In his discussion of R. Hayyim's responses to the two grave challenges facing nineteenth century Lithuanian Jewry, Lamm also eliminates several persistent historical myths. Among the most important are the often repeated myth that R. Hayyim was merely continuing the views and program of the Vilna Gaon. As Lamm fully documents, the truth is the very reverse: it was because of his own insight and originality that R. Hayyim initiated the establishment of the innovative Volozhiner Yeshiva; that the attitude he adopts toward Chasidism was quite different from that of the Gaon, and that his interpretation of Lurianic Kabbalah and of Torah lishmah were theoretical innovations that had few precedents.

It is unfortunate that Lamm has not considered the effect of the even greater antinomian threat posed to rabbinic Judaism by the growing reformist Haskalah movement arising in Western and Central Europe, for surely R. Hayyim was as well aware of the dangers posed by this ideology as were Chasidic leaders such as R. Schneour Zalman and Rabbi Nahman of Breslov. Very possibly, R. Hayyim's willingness to ?normalize?

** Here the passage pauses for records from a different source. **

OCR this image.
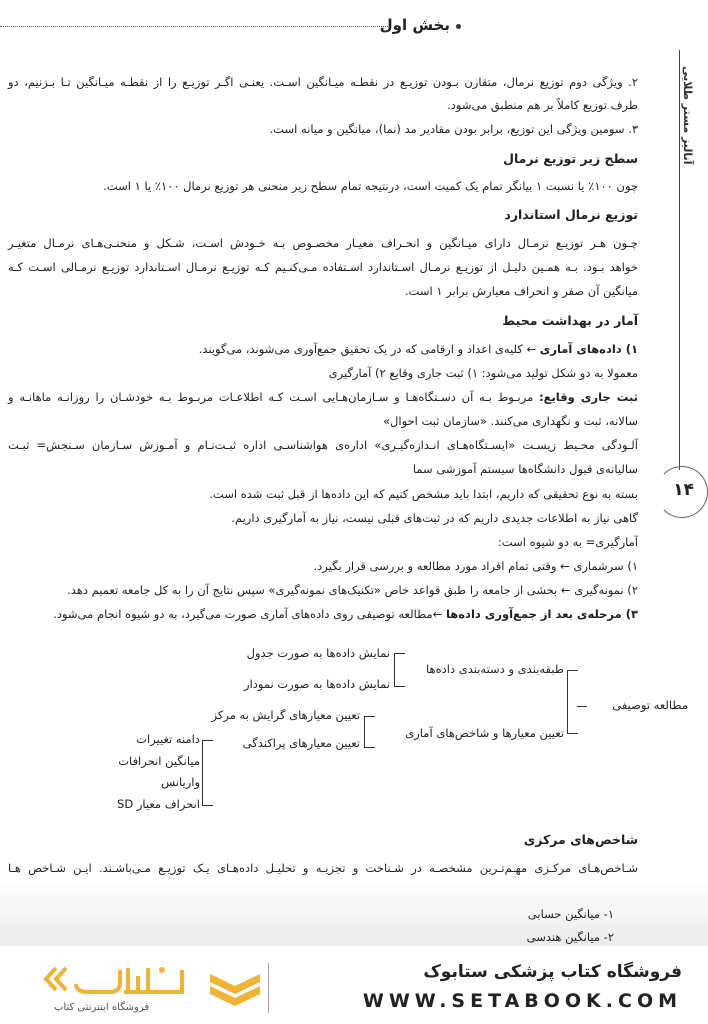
بخش اول
آنالیز مستر طلایی
۱۴
۲. ویژگی دوم توزیع نرمال، متقارن بـودن توزیـع در نقطـه میـانگین اسـت. یعنـی اگـر توزیـع را از نقطـه میـانگین تـا بـزنیم، دو
طرف توزیع کاملاً بر هم منطبق می‌شود.
۳. سومین ویژگی این توزیع، برابر بودن مقادیر مد (نما)، میانگین و میانه است.
سطح زیر توزیع نرمال
چون ۱۰۰٪ یا نسبت ۱ بیانگر تمام یک کمیت است، درنتیجه تمام سطح زیر منحنی هر توزیع نرمال ۱۰۰٪ یا ۱ است.
توزیع نرمال استاندارد
چـون هـر توزیـع نرمـال دارای میـانگین و انحـراف معیـار مخصـوص بـه خـودش اسـت، شـکل و منحنـی‌هـای نرمـال متغیـر
خواهد بـود. بـه همـین دلیـل از توزیـع نرمـال اسـتاندارد اسـتفاده مـی‌کنـیم کـه توزیـع نرمـال اسـتاندارد توزیـع نرمـالی اسـت کـه
میانگین آن صفر و انحراف معیارش برابر ۱ است.
آمار در بهداشت محیط
۱) داده‌های آماری ← کلیه‌ی اعداد و ارقامی که در یک تحقیق جمع‌آوری می‌شوند، می‌گویند.
معمولا به دو شکل تولید می‌شود: ۱) ثبت جاری وقایع ۲) آمارگیری
ثبت جاری وقایع: مربـوط بـه آن دسـتگاه‌هـا و سـازمان‌هـایی اسـت کـه اطلاعـات مربـوط بـه خودشـان را روزانـه ماهانـه و
سالانه، ثبت و نگهداری می‌کنند. «سازمان ثبت احوال»
آلـودگی محـیط زیسـت «ایسـتگاه‌هـای انـدازه‌گیـری» اداره‌ی هواشناسـی اداره ثبـت‌نـام و آمـوزش سـازمان سـنجش= ثبـت
سالیانه‌ی قبول دانشگاه‌ها سیستم آموزشی سما
بسته به نوع تحقیقی که داریم، ابتدا باید مشخص کنیم که این داده‌ها از قبل ثبت شده است.
گاهی نیاز به اطلاعات جدیدی داریم که در ثبت‌های قبلی نیست، نیاز به آمارگیری داریم.
آمارگیری= به دو شیوه است:
۱) سرشماری ← وقتی تمام افراد مورد مطالعه و بررسی قرار بگیرد.
۲) نمونه‌گیری ← بخشی از جامعه را طبق قواعد خاص «تکنیک‌های نمونه‌گیری» سپس نتایج آن را به کل جامعه تعمیم دهد.
۳) مرحله‌ی بعد از جمع‌آوری داده‌ها ←مطالعه توصیفی روی داده‌های آماری صورت می‌گیرد، به دو شیوه انجام می‌شود.
مطالعه توصیفی
طبقه‌بندی و دسته‌بندی داده‌ها
تعیین معیارها و شاخص‌های آماری
نمایش داده‌ها به صورت جدول
نمایش داده‌ها به صورت نمودار
تعیین معیارهای گرایش به مرکز
تعیین معیارهای پراکندگی
دامنه تغییرات
میانگین انحرافات
واریانس
انحراف معیار SD
شاخص‌های مرکزی
شـاخص‌هـای مرکـزی مهـم‌تـرین مشخصـه در شـناخت و تجزیـه و تحلیـل داده‌هـای یـک توزیـع مـی‌باشـند. ایـن شـاخص هـا
۱- میانگین حسابی
۲- میانگین هندسی
فروشگاه کتاب پزشکی ستابوک
WWW.SETABOOK.COM
فروشگاه اینترنتی کتاب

Chasidism within rabbinic Judaism and the extraordinary emphases he placed on Torah study lishmah and on punctiliousness in the performance of mitzvot were at least in apart his responses to the potent threat emerging from this deliberately antinomian movement. Furthermore, the sociological implications of the mitnagdic emphasis on Torah lishmah as an ideal meant only for an elite as opposed to the Chasidic emphasis on practice intended for the masses should have been more fruitfully explored by Lamm. Finally, it should be noticed that R. Hayyim's interpretation of the Lurianic Kabbalah actually implies the elimination of its study, as it, too, constitutes a distraction from Torah study lishmah; that this was deliberate can be inferred from the act that R. Hayyim did, indeed, exclude Kabbalah from the Volozhiner Yeshiva's curriculum.

These caveats aside, Lamm's carefully researched, closely reasoned study of R. Hayyim of Volozhin constitutes a major contribution to the history of modern Jewish thought and provides the English‑speaking public with access to the ideological and institutional innovations and achievements of a figure who still exercises profound influence in the contemporary Jewish world. Attentive study of Torah Lishmah will, therefore, amply reward its every reader.

Joseph Udelson is Professor of History at Tennessee State University.